'NoneType' object has no attribute 'data' when computing gradient on image pixels

i’m trying to write a simple image generator as follows:

def class_visualization_update_step(img, model, target_y, l2_reg, learning_rate):
    ########################################################################
    # TODO: Use the model to compute the gradient of the score for the     #
    # class target_y with respect to the pixels of the image, and make a   #
    # gradient step on the image using the learning rate. Don't forget the #
    # L2 regularization term!                                              #
    # Be very careful about the signs of elements in your code.            #
    ########################################################################
    # *****START OF YOUR CODE (DO NOT DELETE/MODIFY THIS LINE)*****
    X = img.clone()
    X = X.requires_grad_()
    scores = model(X)
    R = l2_reg * X.norm() 
    scores = scores - R
    scores[0,traget_y].backward()
    dx = X.grad.data
    X.data = X.data + learning_rate * (dx / dx.norm())
    pass
 

and getting the following error when i run

UserWarning: The .grad attribute of a Tensor that is not a leaf Tensor is being accessed. Its .grad attribute won't be populated during autograd.backward(). If you indeed want the gradient for a non-leaf Tensor, use .retain_grad() on the non-leaf Tensor. If you access the non-leaf Tensor by mistake, make sure you access the leaf Tensor instead. See github.com/pytorch/pytorch/pull/30531 for more informations.
  """Entry point for launching an IPython kernel.
---------------------------------------------------------------------------
AttributeError                            Traceback (most recent call last)
<ipython-input-153-46dacb4c9ec4> in <module>
----> 1 X.grad.data

AttributeError: 'NoneType' object has no attribute 'data'

P.S
i know i still need to repair the correctness of the code by backpropagating with respect to the R term, but before that i want to understand what technically am i doing wrong to cause the X.grad to be a nonetype.

thanks!

As the warning explains you are trying to access the .grad attribute of a non-leaf tensor, which won’t be populated by default.
You can call .retain_grad() on the non-leaf Tensor to access the gradient after the backward call.

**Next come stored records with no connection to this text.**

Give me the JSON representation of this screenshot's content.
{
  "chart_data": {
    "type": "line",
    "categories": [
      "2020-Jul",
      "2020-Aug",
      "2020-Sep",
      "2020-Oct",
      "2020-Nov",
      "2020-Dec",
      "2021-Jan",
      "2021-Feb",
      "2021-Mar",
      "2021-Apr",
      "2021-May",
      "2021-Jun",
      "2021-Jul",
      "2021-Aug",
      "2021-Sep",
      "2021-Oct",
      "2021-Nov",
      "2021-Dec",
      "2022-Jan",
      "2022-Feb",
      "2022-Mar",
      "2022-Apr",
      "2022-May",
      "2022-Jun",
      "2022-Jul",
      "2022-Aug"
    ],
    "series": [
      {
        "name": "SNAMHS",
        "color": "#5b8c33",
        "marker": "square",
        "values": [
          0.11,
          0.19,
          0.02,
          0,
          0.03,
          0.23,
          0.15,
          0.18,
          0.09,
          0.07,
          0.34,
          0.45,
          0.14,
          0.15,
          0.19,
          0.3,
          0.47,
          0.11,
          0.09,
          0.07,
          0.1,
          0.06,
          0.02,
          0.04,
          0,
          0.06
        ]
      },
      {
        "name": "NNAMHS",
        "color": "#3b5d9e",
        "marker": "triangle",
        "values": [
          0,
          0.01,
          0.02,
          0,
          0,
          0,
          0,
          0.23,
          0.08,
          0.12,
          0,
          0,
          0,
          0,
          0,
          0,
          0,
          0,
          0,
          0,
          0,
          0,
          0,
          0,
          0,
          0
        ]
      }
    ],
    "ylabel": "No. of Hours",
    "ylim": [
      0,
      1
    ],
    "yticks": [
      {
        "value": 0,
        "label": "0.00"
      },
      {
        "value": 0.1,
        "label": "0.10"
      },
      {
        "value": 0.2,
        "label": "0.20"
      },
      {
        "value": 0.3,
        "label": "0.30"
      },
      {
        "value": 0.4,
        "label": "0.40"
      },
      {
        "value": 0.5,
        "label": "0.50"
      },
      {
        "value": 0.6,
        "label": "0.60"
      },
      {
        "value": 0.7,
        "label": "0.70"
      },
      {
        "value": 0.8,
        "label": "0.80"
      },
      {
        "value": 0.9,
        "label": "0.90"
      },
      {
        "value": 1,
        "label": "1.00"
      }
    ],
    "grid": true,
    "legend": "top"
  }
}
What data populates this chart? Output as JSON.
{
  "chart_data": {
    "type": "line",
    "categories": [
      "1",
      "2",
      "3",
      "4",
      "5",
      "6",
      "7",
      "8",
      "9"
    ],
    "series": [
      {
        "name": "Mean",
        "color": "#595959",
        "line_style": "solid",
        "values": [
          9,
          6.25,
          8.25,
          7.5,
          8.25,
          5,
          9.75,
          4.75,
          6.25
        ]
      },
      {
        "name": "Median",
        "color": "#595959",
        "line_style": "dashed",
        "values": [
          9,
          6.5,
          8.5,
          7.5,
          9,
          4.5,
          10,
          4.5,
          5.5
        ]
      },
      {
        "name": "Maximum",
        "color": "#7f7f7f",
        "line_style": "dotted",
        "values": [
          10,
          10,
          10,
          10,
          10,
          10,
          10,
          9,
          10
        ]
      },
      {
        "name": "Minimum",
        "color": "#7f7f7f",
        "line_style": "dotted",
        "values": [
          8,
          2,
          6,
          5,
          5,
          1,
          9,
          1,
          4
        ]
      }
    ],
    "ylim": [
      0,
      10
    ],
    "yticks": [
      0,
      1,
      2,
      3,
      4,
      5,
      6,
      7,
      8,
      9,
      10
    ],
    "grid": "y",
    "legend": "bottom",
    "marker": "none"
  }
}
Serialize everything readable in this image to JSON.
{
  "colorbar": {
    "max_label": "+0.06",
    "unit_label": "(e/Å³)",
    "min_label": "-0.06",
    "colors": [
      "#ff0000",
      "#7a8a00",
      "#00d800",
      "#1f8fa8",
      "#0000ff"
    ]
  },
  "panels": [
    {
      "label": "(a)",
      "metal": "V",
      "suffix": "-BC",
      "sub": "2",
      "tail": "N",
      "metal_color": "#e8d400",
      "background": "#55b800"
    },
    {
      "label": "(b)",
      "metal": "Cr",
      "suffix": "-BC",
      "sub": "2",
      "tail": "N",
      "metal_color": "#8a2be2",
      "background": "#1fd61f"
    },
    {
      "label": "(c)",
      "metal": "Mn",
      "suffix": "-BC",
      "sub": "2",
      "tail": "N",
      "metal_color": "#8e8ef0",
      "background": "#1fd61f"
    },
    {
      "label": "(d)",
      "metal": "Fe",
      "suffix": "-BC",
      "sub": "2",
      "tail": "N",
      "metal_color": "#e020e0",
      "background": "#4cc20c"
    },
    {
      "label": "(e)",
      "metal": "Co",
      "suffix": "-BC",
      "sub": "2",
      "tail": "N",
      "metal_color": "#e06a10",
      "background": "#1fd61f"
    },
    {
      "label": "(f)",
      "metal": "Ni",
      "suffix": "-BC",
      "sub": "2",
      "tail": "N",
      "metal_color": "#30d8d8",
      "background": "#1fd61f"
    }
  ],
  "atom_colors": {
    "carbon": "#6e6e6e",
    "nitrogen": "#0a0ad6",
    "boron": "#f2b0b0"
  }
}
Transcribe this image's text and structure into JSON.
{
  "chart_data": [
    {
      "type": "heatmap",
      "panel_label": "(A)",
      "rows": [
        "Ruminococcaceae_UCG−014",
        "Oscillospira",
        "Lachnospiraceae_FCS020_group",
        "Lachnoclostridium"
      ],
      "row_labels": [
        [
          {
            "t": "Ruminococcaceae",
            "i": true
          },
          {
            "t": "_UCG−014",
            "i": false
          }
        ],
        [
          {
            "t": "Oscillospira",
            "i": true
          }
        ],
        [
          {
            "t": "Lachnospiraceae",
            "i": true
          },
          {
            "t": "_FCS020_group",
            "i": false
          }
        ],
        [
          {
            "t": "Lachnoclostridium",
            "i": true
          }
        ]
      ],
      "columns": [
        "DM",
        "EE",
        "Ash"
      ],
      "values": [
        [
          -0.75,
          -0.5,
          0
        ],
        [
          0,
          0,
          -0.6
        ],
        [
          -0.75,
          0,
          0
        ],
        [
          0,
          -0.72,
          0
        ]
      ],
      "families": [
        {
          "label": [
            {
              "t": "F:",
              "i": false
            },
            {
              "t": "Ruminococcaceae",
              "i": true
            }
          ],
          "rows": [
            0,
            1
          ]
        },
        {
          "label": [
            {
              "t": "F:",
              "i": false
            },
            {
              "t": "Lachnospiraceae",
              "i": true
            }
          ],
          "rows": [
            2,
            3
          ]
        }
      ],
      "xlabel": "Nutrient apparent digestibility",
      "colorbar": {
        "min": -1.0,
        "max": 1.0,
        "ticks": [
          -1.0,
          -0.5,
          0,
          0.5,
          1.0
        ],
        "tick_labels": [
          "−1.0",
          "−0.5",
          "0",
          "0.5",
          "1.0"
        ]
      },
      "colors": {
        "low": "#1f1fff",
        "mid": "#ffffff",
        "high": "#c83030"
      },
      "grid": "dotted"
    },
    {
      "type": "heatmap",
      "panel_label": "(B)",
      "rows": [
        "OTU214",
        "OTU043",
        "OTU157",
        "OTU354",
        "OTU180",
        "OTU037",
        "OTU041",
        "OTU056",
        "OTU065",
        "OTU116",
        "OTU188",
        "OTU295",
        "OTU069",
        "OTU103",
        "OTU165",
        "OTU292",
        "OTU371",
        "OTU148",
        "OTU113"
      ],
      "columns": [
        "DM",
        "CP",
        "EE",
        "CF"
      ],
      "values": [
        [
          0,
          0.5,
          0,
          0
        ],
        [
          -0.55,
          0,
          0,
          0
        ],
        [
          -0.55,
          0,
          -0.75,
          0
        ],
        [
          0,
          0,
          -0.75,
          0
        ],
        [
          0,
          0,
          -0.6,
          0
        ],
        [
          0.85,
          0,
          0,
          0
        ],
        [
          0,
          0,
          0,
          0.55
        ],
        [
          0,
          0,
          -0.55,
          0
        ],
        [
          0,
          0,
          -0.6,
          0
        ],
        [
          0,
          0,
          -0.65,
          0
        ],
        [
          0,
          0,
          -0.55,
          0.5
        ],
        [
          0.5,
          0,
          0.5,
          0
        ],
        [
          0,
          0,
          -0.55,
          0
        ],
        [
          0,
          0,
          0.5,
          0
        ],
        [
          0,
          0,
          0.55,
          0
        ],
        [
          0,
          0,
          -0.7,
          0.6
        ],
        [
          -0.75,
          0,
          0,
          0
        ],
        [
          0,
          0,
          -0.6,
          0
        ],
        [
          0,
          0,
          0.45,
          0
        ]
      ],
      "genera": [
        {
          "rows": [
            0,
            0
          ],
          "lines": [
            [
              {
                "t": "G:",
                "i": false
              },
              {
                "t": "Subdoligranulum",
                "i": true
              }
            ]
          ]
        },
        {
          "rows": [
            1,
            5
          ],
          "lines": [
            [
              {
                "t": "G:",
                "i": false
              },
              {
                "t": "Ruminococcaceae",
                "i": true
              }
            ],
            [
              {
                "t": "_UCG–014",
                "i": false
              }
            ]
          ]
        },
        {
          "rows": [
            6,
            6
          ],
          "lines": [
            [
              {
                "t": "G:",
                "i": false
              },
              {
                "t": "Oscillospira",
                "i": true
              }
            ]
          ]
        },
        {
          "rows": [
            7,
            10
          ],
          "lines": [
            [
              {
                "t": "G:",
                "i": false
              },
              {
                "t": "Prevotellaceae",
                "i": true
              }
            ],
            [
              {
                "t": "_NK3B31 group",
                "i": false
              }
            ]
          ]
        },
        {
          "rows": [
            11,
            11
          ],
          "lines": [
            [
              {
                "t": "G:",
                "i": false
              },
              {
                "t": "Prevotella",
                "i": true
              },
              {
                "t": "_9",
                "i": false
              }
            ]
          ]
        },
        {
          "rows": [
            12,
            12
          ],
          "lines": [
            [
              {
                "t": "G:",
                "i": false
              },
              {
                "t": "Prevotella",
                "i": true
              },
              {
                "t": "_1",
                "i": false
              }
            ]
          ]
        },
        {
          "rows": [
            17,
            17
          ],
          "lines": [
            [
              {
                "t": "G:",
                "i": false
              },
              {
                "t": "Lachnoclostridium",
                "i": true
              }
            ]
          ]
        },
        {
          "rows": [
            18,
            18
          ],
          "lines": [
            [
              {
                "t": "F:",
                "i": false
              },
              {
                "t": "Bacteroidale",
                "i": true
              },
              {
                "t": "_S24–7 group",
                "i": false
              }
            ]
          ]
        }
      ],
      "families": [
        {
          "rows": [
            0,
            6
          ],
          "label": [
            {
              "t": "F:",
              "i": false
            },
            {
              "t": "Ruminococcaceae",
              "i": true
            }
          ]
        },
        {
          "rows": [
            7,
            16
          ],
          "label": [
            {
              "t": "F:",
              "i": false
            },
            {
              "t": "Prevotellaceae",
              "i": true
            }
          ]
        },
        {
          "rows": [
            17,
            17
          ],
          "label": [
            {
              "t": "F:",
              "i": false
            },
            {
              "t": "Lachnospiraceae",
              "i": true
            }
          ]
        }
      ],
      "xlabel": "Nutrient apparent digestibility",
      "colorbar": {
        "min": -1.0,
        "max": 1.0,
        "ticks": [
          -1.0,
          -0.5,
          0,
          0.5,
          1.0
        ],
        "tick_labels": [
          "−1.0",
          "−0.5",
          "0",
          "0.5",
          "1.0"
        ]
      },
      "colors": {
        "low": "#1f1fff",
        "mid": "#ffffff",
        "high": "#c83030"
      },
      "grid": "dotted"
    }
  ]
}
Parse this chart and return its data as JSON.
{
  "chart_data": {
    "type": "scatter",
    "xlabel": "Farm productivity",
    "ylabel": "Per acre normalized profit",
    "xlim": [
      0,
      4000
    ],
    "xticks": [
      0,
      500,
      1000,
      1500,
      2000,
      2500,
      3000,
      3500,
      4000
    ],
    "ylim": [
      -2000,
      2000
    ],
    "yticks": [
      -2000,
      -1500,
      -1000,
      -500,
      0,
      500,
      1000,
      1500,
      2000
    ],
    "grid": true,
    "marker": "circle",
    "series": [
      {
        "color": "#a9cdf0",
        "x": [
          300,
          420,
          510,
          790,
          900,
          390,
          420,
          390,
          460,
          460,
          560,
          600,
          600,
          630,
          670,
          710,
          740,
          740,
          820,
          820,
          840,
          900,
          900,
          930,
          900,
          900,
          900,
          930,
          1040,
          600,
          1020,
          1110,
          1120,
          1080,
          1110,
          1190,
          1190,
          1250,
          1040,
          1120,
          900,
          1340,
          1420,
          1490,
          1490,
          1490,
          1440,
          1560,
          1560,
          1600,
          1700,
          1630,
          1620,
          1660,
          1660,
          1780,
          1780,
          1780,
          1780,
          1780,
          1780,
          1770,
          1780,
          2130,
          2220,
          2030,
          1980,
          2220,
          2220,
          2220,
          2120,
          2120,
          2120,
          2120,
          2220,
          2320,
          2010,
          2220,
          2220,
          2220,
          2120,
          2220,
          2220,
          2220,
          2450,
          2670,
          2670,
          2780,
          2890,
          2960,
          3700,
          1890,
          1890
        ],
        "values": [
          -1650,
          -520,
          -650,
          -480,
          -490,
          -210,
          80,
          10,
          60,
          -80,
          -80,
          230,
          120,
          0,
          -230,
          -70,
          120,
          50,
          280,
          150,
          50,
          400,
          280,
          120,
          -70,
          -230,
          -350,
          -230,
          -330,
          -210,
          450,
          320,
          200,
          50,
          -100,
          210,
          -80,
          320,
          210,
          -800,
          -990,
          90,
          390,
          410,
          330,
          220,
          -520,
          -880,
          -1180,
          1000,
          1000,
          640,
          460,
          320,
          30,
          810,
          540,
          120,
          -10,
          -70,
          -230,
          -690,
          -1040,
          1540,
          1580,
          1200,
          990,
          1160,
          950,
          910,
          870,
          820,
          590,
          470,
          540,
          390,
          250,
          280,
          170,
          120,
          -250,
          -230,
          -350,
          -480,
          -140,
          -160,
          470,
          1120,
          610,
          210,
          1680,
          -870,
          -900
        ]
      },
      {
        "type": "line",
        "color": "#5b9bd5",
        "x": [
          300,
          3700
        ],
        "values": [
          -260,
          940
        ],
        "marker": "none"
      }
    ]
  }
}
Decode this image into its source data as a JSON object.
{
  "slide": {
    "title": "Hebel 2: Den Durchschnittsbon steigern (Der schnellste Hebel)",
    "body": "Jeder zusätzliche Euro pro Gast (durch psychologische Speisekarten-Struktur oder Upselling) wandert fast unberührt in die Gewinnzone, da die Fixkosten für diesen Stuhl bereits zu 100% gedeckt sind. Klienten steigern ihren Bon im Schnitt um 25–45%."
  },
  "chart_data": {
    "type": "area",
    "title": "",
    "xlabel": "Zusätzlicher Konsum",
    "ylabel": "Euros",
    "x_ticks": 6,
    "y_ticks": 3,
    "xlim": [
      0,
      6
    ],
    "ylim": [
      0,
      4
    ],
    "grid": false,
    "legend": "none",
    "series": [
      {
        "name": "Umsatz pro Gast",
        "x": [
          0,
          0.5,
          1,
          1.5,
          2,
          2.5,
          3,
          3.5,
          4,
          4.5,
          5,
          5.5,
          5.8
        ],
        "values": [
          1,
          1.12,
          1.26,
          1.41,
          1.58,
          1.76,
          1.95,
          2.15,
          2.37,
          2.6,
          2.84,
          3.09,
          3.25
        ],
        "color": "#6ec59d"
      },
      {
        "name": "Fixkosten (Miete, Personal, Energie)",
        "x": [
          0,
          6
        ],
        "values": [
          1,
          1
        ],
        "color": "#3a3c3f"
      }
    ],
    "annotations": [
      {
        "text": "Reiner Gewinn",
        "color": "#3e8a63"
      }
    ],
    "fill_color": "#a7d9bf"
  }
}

Also note that the usage of the .data attribute is not recommended, as Autograd won’t be able to track these operations which might yield to silent errors.

ok!
not sure why is X not a leaf tensor when i :

  1. initiated it myself is not a product of some computation
  2. i set requires_grad to true.

furthermore, perhaps you can shed light about the data attribute. i can’t figure out when to use it when updating a tensor.

I don’t know what might create the non-leaf tensor in your code, but this minimal code snippet seems to work:

x = torch.randn(1, 1)
x.requires_grad_()
print(x.is_leaf)

model = nn.Linear(1, 1)
out = model(x)
out.backward()
print(x.grad)

I wouldn’t recommend to use the .data attribute at all but instead wrap the code in a with torch.no_grad() block, if you want to apply an operation without tracking it via Autograd.
There were some use cases e.g. inside optimizers, which should have been removed by now.